The H Year: 2010's Wins, Fails and Mehs

by Dj Walker-Morgan

Welcome to The H's look back at 2010. We've broken down the events of the year by what The H thinks was full of win, who was getting on the failboat and what made us just say "Meh". From the corporate giants and how they handled open source and the community to the battle to be the best browser, and from the best new open source to the worst mis-steps in the community.

The Oracle Debacle

Meh – Oracle took over Sun – With the completion of Oracle's acquisition of Sun Microsystems, a new regime of Oracle's "special" brand of communications took over from Sun's bloggy, chatty style. The Oracle brand of communications mostly involves Oracle not saying anything or so little that the community is left to fill in the blanks.

Fail – OpenSolaris goes away – The first casualty of Oracle's new regime was OpenSolaris, as Oracle decided to focus on Solaris and deliver a new release of the operating system. This news was quietly slipped out at the bottom of an email but OpenSolaris developers outside Oracle had already seen the writing in between the cracks on the wall...

Meh – Illumos Foundation launches – The Illumos Foundation was created to make the open source branch of Solaris live on; a number of companies already relied on it and for them it was a logical move to create this new Unix distribution. Currently, Illumos and the distributions derived from it, such as OpenIndiana, are tracking Solaris development in what has been dubbed a "spork" but as every day passes it's becoming more of a fork.

Win – LibreOffice launched – Before Oracle could even decide on what it's plans for OpenOffice were, a group of developers took the initiative and, by also leveraging long standing issues over how OpenOffice was developed, forked the entire office suite to create LibreOffice. The proactive approach to creating a fork appears to put the LibreOffice team at an advantage, as the OpenOffice code is not closed to them.

Fail – Android vs Oracle – Oracle decided to open up a legal front by suing Google for a part of Android, specifically patent and copyright issues around the Dalvik VM and its relationship to Java. This lawsuit is still progressing and will run through 2011 and beyond, unless there is a settlement.

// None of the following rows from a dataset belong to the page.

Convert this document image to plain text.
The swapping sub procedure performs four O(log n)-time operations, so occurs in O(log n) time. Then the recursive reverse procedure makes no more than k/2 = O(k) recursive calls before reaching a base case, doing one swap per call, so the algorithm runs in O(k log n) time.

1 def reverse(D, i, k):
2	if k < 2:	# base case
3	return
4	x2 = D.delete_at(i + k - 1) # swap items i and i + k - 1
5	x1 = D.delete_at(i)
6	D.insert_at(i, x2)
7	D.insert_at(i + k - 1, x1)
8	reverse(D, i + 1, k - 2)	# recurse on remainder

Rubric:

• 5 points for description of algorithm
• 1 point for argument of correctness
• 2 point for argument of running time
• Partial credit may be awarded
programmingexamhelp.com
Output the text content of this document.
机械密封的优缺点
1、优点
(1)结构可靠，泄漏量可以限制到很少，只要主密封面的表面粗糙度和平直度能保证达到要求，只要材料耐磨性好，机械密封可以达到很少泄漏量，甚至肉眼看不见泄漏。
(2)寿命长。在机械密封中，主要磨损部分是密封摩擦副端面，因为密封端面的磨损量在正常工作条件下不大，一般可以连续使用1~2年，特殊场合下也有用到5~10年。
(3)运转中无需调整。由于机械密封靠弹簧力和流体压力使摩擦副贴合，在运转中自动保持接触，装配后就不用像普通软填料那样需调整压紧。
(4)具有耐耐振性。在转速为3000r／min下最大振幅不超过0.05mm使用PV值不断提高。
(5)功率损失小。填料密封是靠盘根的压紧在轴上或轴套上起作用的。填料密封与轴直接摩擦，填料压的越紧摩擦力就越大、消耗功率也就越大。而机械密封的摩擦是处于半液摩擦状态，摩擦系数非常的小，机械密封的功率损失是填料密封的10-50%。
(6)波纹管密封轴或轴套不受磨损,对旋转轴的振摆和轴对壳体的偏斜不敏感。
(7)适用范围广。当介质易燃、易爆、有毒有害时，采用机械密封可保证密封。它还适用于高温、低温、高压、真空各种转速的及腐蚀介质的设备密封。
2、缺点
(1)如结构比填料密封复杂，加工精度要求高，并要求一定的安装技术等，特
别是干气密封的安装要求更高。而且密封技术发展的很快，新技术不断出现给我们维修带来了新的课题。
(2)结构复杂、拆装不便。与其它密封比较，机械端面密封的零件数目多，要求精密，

The lawsuit also brought the licensing basis of the Java language and runtime into the spotlight again which led to...

Meh – Apache walks from the JCP – Apache left the Java Community Process after the long running argument between Sun, and now Oracle, came to a head with the vote on the specifications for Java 7 and Java 8. Apache has long objected to field of use restrictions on the compatibility test kits for Java, and Oracle appeared to them to be using the JCP as a rubber stamp of approval. The Apache Foundation decided to change policy from just voting no to new specifications and walked out. Again, Oracle's lack of community communication played its part and the Java community is very much in a state of tension.

Fail – Other Oracle casualties – We'd need another page to list the numerous people who have left Oracle and the projects that have walked or run away from Oracle stewardship. The common factor seems to be Oracle's culture; it seems that the open source community has yet to adapt to the new environment where the 800 pound gorilla isn't Microsoft and does have a significant interest in a lot of open source projects.